The ruling follows a no-case submission filed by the defence in the Home Circuit Court in downtown, Kingston by McLean’s attorney, Carlton Collman.
Justice Morrison made his ruling after submissions were made by both the defence and the Crown being led by Director of Public Prosecutions, DPP, Paula Llewellyn.
The defence started its case yesterday afternoon. Its first witness is the man accused of killing the six people. McLean testified that he told the police the six victims would have been killed approximately two weeks before they were murdered.
McLean, who took the witness box at two in the afternoon, gave his version of the events in even more details than his previous caution statement that was read into evidence last week.

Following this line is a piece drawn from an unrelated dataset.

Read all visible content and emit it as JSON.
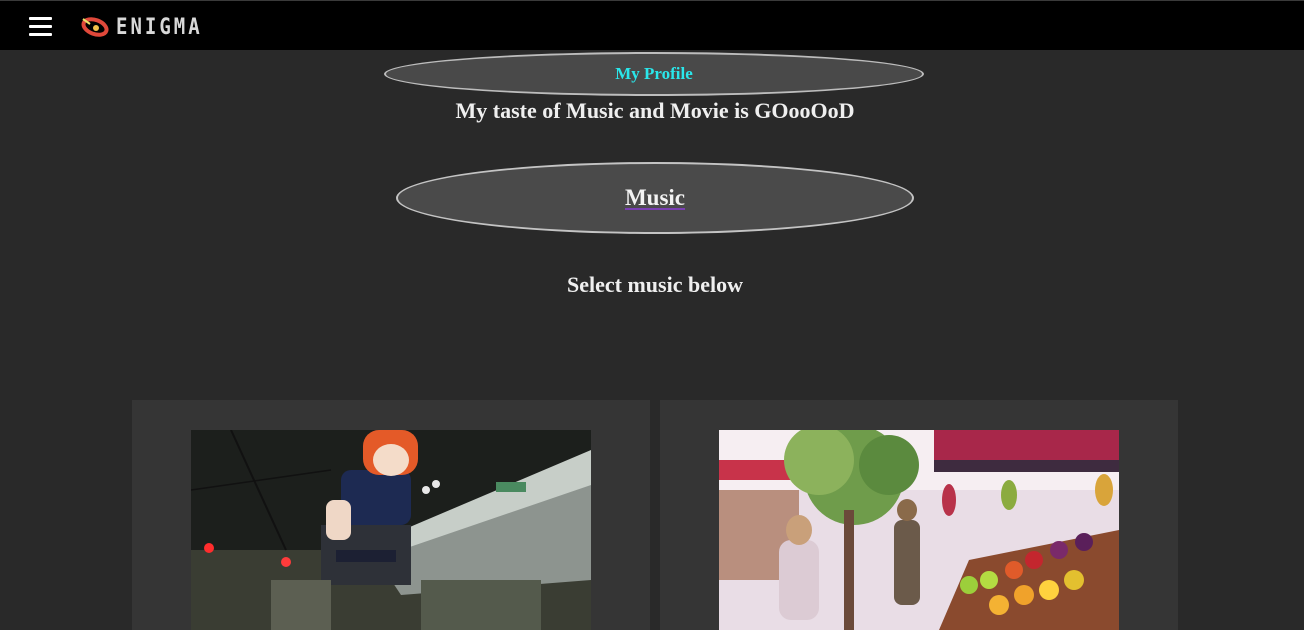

McLean told the court a drug deal gone bad is responsible for the deaths of the six people in February 2006. He testified that on February 24 of the year in question, he went to Rosemount in St. Mary with his girlfriend Terryann Mohammed and Patrice McCool. The murder accused said he was feeling unwell and was taken to a bush doctor in the parish.
McLean gave evidence that there was a lot of US dollars and cocaine in his grey Range Rover. He then told the court that while in St. Mary his girlfriend told him that they had to stash the drugs before returning to St. Thomas.
Fast forward to the night of February 25, McLean testified that Patrice McCool, Ms. Mohammed’s niece, left that evening with her children and did not return. He said while taking Ms. Mohammad home that night they were blocked by two vehicles.
McLean told the court the men were asking about drugs and guns Ms. Mohammed’s cousin had allegedly stolen from them. He testified that Ms. Mohammed offered to pay money for what was stolen.
However, McLean said, the men refused the offer and continued asking about Ms. Mohammed’s cousin. McLean then told the court his girlfriend eventually told them her cousin was with her niece’s husband who, he claimed, also handled drugs.
The accused said the men dragged Ms. Mohammed by the hair and took her with them.
McLean claimed he was left with Ms. Mohammed’s child Jihad McCool and three other guys. He said they had him there with the child on the narrow lane for approximately 45-minutes.
The accused then said a phone rang. He testified that the person on the line asked him, “What did you stash, you and Teeni yesterday?”
McLean told the court he knew exactly what the person on the other end was asking about.
The guys he said forced him to drive to the spot in Rosemount, St. Mary where he pointed to where the cocaine was hidden. He said the men took the crying baby but they didn’t return with her.
The men, he said, commanded him to drive to a gas station where they told him to leave. McLean said he was ‘traumatised.’ Meanwhile, the accused said on February 26, he got a call from an Inspector Hall who thought he was dead.
McLean said he told the Inspector what happened could have been avoided because he gave the police the information two weeks before it happened. He said the police Inspector’s response was he ‘didn’t know it was that serious’.